Premier Graham has a commentary in the three big English papers today discussing his first two years in office. In the spirit of this blog’s propensity for number crunching, we check some of the Premier’s numbers:

He says there are 15,700 more people working in the last two years. That is correct. From the Labour Force Survey -In August 2008, there were 366,500 people employed in New Brunswick. In August 2006, there were 350,200. The problem is 2007 was a jobs humdinger but 2008 is much more problematic.

In December 2007, there were 366,900 seasonally adjusted people working in New Brunswick (that filters out seasonal work) and in August 2008 there were 366,500. We are, I believe, the only province in Canada to register a jobs loss in 2008.

He also has some definitions regarding self-sufficiency:

“Self-sufficiency means that through our individual skills and through hard work, each of us has the opportunity to create the kind of life we want, right here in New Brunswick”.

But he does say:

“A self-sufficient New Brunswick will be a place where we shape our own destiny. For the province, that means lowering our dependence on equalization, creating more of our own revenues here at home and being a strong partner in the Canadian federation.”

That’s a far cry from eliminating equalization by 2026 – the statement that has been thrown around a lot but seems to be disintegrating a bit. In the past two budgets, Equalization funding has gone up and will likely go up for at least the next 203 years according to estimates.

Last point here. He says:

“There are capital projects underway and on the horizon that could create more than 30,000 new jobs, billions of dollars in provincial tax revenues and up to $44 billion in new investments in New Brunswick. Our government is making the necessary investments in infrastructure and in our workforce to ensure we can capitalize on this potential.”

This is what concerns me the most and has for months. Those 30,000 jobs are temporary – only about 3-4 thousand will stay around after the construction of those energy projects – by the government’s own reckoning.

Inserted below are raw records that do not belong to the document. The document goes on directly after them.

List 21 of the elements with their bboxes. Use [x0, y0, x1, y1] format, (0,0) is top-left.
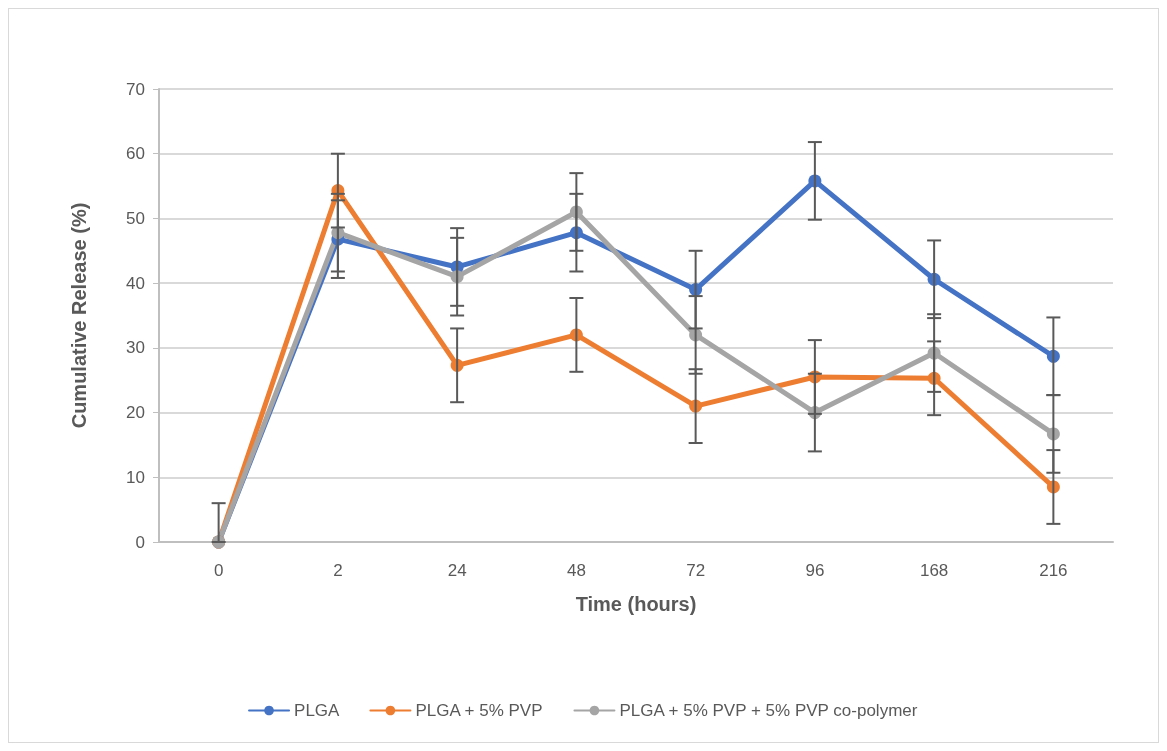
y-tick-label: 70	[126, 79, 145, 99]
x-axis-title: Time (hours)	[575, 593, 697, 615]
x-tick-label: 0	[213, 561, 224, 580]
x-tick-label: 72	[686, 561, 706, 580]
legend-label: PLGA + 5% PVP	[415, 701, 543, 720]
x-tick-label: 48	[566, 561, 586, 580]
x-tick-label: 168	[919, 561, 949, 580]
x-tick-label: 24	[447, 561, 467, 580]
y-tick-label: 20	[126, 403, 145, 423]
legend-label: PLGA	[294, 701, 341, 720]
x-tick-label: 2	[333, 561, 343, 580]
y-tick-label: 0	[135, 532, 145, 552]
y-tick-label: 40	[126, 273, 145, 293]
y-tick-label: 30	[126, 338, 145, 358]
y-tick-label: 50	[126, 208, 145, 228]
y-axis-title: Cumulative Release (%)	[68, 202, 90, 429]
x-tick-label: 96	[805, 561, 825, 580]
y-tick-label: 10	[126, 467, 145, 487]
y-tick-label: 60	[126, 144, 145, 164]
legend-label: PLGA + 5% PVP + 5% PVP co-polymer	[619, 701, 918, 720]
x-tick-label: 216	[1039, 561, 1068, 580]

Do you remember the boom after the original Lepreau/Refinery developments? How about the miniboom while the Confederation Bridge was being constructed? How about all those jobs from the twinning of the TransCanada highway?

Even if the energy projects go ahead – I would be far more interested to hear what is being done to grow other sectors of the economy in New Brunswick. The energy projects will be based on private sector business plans and will go ahead or not – with limited government effort.

What I am interested to see is where our government is planning to invest tax dollars to create economic development oportunity beyond the energy file. And we haven’t seen much of that yet.

You could have a situation whereby in 2026 you could have a new refinery and a new nuclear plant and less jobs than we have today across New Brunswick. If the call centre industry starts to drop in employment. If tourism remains tepid or declines. If the forestry sector remains the same or drops and if the 10s of millions of salaries generated from New Brunswick workers in Alberta dries up – you could literally see some serious economic problems by 2026.